“‘What will you give us in exchange for our rubber?’

“‘I will give you money, if you like; or give you cloth, rice, fish, sugar, soap, anything you want, except rum, tobacco, beads and trinkets—such things as can do you no good. We sell nothing but what will be useful to you.’

“‘How much you give us for our rubber?’

“‘When I examine to see its quality I will show you whatever you want, and how much I will give you for each ‘arroba’ (thirty-two pounds). We give you no ‘matebeesh’—gifts—like other traders, and can afford to give you a good price for your rubber. If you, then, think that you can do better elsewhere, you can take your rubber away to the best market you can find. We want you to do the best you can for yourselves; remember, the men who give you things so freely, cannot afford to do it out of their own pockets; they must therefore take it out of you in their prices of purchase or sale.’

“Some leave us quietly, but many remain, and see, and confess to a fair deal. Then comes a free friendly talk about their country, and their people, and a Gospel talk about ‘Nzambi’—God.

“The people who thus trade with us go away in every direction, telling their friends they have become acquainted with ‘another people,’

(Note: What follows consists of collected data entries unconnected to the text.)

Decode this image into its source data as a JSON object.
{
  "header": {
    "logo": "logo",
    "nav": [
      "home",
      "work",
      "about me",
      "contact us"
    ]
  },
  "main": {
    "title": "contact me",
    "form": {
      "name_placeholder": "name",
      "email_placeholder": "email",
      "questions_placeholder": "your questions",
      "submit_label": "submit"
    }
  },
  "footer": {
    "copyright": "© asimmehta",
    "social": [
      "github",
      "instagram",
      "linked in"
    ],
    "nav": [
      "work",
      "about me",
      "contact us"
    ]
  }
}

“Thus our holy brethren are making more than a missionary self-support, and business increasing daily, and not only have their regular Sabbath services in the Kimbundu, but are talking six days a week beside; from morning till night they are talking in the Kimbundu of Jesus and Salvation to people who listen attentively, and repeat with great accuracy and earnestness any new thing that comes into their ears.

“All this talk, which I have indicated through the English language, transpired in the Kimbundu, so that our missionary traders are daily learning the vernacular of the country much more rapidly and accurately than they could if confined to their libraries, especially as there was but a single fragmentary grammar, till one of our missionaries, Hèli Chatelain, learned from the people who speak accurately, and has since printed a grammar and the Gospel by John; but as these are just from the press, our people have become familiar

with the Kimbundu by direct and daily contact with the people without the aid of books.

“On Saturday, June 8th, Brother Gordon and Bertie slept alternately night after night at the farm-house, and in the morning see that the hired men get early to work, and look after the cattle and send them out to pasture, and then return in time for breakfast.